Une surprise de taille : une lignée génétique totalement inconnue
Les scientifiques s’attendaient à trouver un ADN typique des populations d’Afrique subsaharienne. Mais le résultat a été une surprise totale. L’analyse, rapportée par la revue Popular Mechanics, a révélé que ‘la majorité de l’ascendance des individus de Takarkori provient d’une lignée génétique nord-africaine jusqu’alors inconnue’. Cette lignée se serait séparée des autres groupes africains il y a très, très longtemps, à peu près au même moment où les ancêtres des humains non-africains (Européens, Asiatiques…) ont quitté l’Afrique. Et le plus étonnant, c’est que ce peuple serait resté isolé pendant des milliers d’années.
Un lien avec le Maroc et une histoire complexe avec Néandertal
Les chercheurs ont également découvert que l’ADN de ces momies était très proche de celui d’autres individus très anciens, découverts dans la grotte de Taforalt au Maroc et datant de 15 000 ans. Cela suggère qu’il y avait très peu de mélanges entre les peuples d’Afrique du Nord et d’Afrique subsaharienne à cette époque. L’autre découverte fascinante concerne l’homme de Néandertal. On sait que les humains non-africains ont un peu d’ADN de Néandertal. Les individus de Takarkori en avaient dix fois moins, mais tout de même plus que les autres peuples subsahariens. Cela montre qu’ils ont eu des contacts, même lointains, avec des populations qui s’étaient mélangées avec Néandertal, probablement venues du Proche-Orient.
L'agriculture et l'élevage : une diffusion culturelle, pas une migration
Cette découverte remet en question une autre grande théorie. On pensait que l’agriculture et l’élevage s’étaient répandus en Afrique du Nord grâce à des migrations de peuples venus du Proche-Orient. Mais l’ADN des Takarkori raconte une autre histoire. Il semble que ce peuple de chasseurs-cueilleurs, déjà présent sur place depuis des millénaires, ait simplement adopté ces nouvelles techniques par diffusion culturelle, sans se mélanger avec les nouveaux arrivants. C’est le savoir-faire qui a voyagé, pas les gens. Ils ont probablement hérité leurs gènes d’un très ancien groupe de chasseurs-cueilleurs locaux.
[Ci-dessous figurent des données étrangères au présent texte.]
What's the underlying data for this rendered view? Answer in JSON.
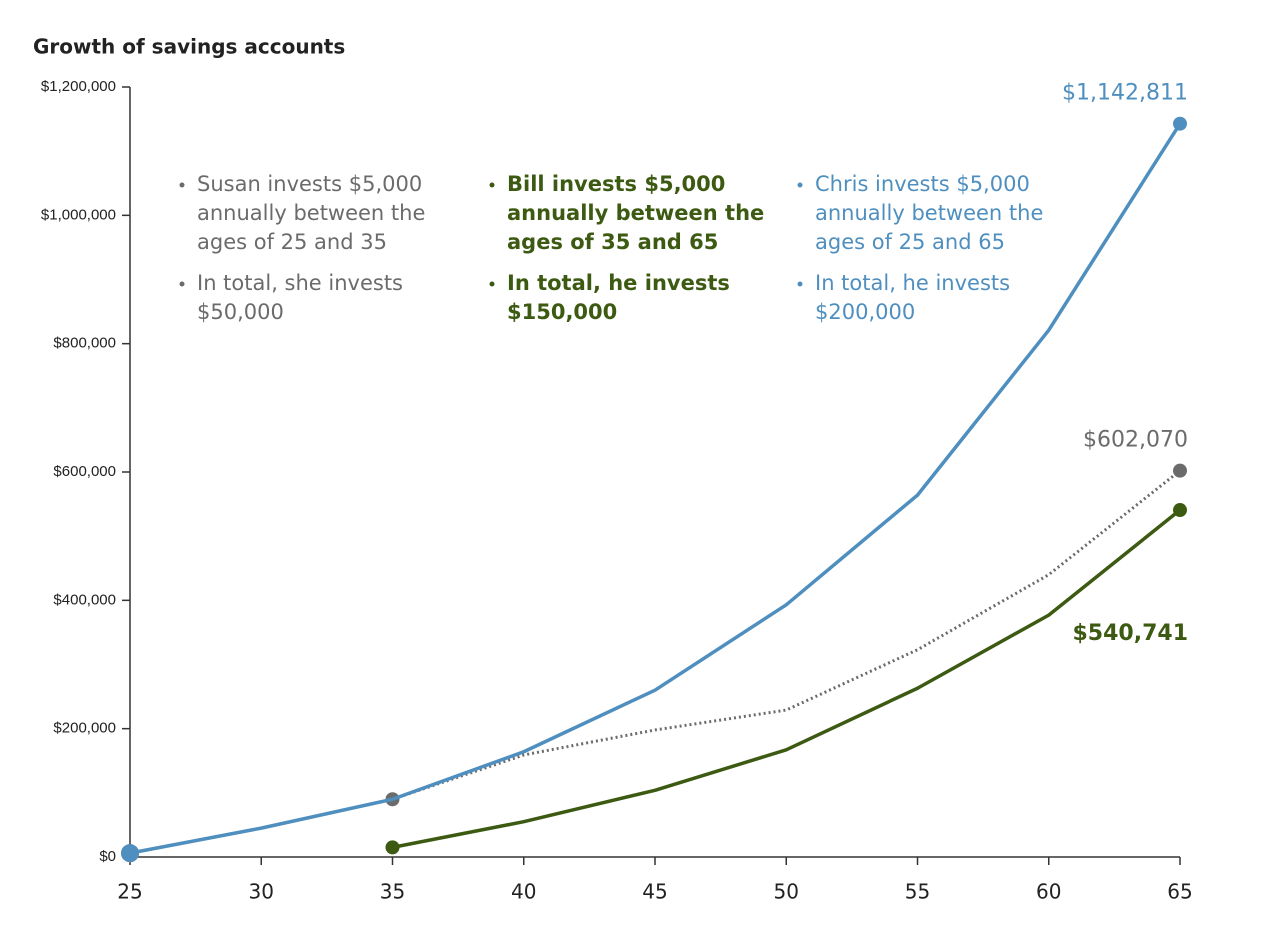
{
  "chart_data": {
    "type": "line",
    "title": "Growth of savings accounts",
    "x": [
      25,
      30,
      35,
      40,
      45,
      50,
      55,
      60,
      65
    ],
    "xlim": [
      25,
      65
    ],
    "xticks": [
      25,
      30,
      35,
      40,
      45,
      50,
      55,
      60,
      65
    ],
    "ylim": [
      0,
      1200000
    ],
    "yticks": [
      {
        "value": 0,
        "label": "$0"
      },
      {
        "value": 200000,
        "label": "$200,000"
      },
      {
        "value": 400000,
        "label": "$400,000"
      },
      {
        "value": 600000,
        "label": "$600,000"
      },
      {
        "value": 800000,
        "label": "$800,000"
      },
      {
        "value": 1000000,
        "label": "$1,000,000"
      },
      {
        "value": 1200000,
        "label": "$1,200,000"
      }
    ],
    "series": [
      {
        "color": "#6b6b6b",
        "line_style": "dotted",
        "markers": [
          25,
          35,
          65
        ],
        "label_position": "above",
        "values": [
          6000,
          45000,
          90000,
          159000,
          198000,
          229000,
          323000,
          440000,
          602070
        ],
        "value_labels": [
          null,
          null,
          null,
          null,
          null,
          null,
          null,
          null,
          "$602,070"
        ]
      },
      {
        "color": "#3d5a12",
        "line_style": "solid",
        "markers": [
          35,
          65
        ],
        "label_position": "below",
        "values": [
          null,
          null,
          15000,
          55000,
          104000,
          167000,
          263000,
          377000,
          540741
        ],
        "value_labels": [
          null,
          null,
          null,
          null,
          null,
          null,
          null,
          null,
          "$540,741"
        ]
      },
      {
        "color": "#4f8fbf",
        "line_style": "solid",
        "markers": [
          25,
          65
        ],
        "label_position": "above",
        "values": [
          6000,
          45000,
          90000,
          164000,
          260000,
          393000,
          564000,
          821000,
          1142811
        ],
        "value_labels": [
          null,
          null,
          null,
          null,
          null,
          null,
          null,
          null,
          "$1,142,811"
        ]
      }
    ],
    "annotations": [
      {
        "color": "#6b6b6b",
        "items": [
          [
            "Susan invests $5,000",
            "annually between the",
            "ages of 25 and 35"
          ],
          [
            "In total, she invests",
            "$50,000"
          ]
        ]
      },
      {
        "color": "#3d5a12",
        "items": [
          [
            "Bill invests $5,000",
            "annually between the",
            "ages of 35 and 65"
          ],
          [
            "In total, he invests",
            "$150,000"
          ]
        ]
      },
      {
        "color": "#4f8fbf",
        "items": [
          [
            "Chris invests $5,000",
            "annually between the",
            "ages of 25 and 65"
          ],
          [
            "In total, he invests",
            "$200,000"
          ]
        ]
      }
    ]
  }
}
Pourquoi sont-ils restés si isolés ?
Mais alors, comment ce peuple a-t-il pu rester si isolé génétiquement pendant si longtemps ? La réponse se trouve probablement dans le paysage de l’époque. Le Sahara verdoyant n’était pas une grande plaine facile à traverser. Il était parsemé de lacs, de rivières, de zones humides et de montagnes. Ces barrières naturelles ont pu rendre les déplacements difficiles et isoler les différentes communautés les unes des autres, leur permettant de développer une identité génétique unique au fil des millénaires.
Conclusion : le Sahara a encore tant de secrets à nous révéler
Cette découverte est fascinante. Elle nous prouve que l’histoire de l’humanité est bien plus complexe et diversifiée qu’on ne l’imaginait. Le Sahara, que l’on croyait vide, était en fait le foyer d’un chapitre unique de notre histoire. Qui sait combien d’autres momies et de secrets génétiques sont encore enfouis sous le sable ? Chaque nouvelle découverte nous aide à reconstituer le grand puzzle de nos origines et nous rappelle que notre passé est plein de surprises. Le désert n’a pas fini de nous parler.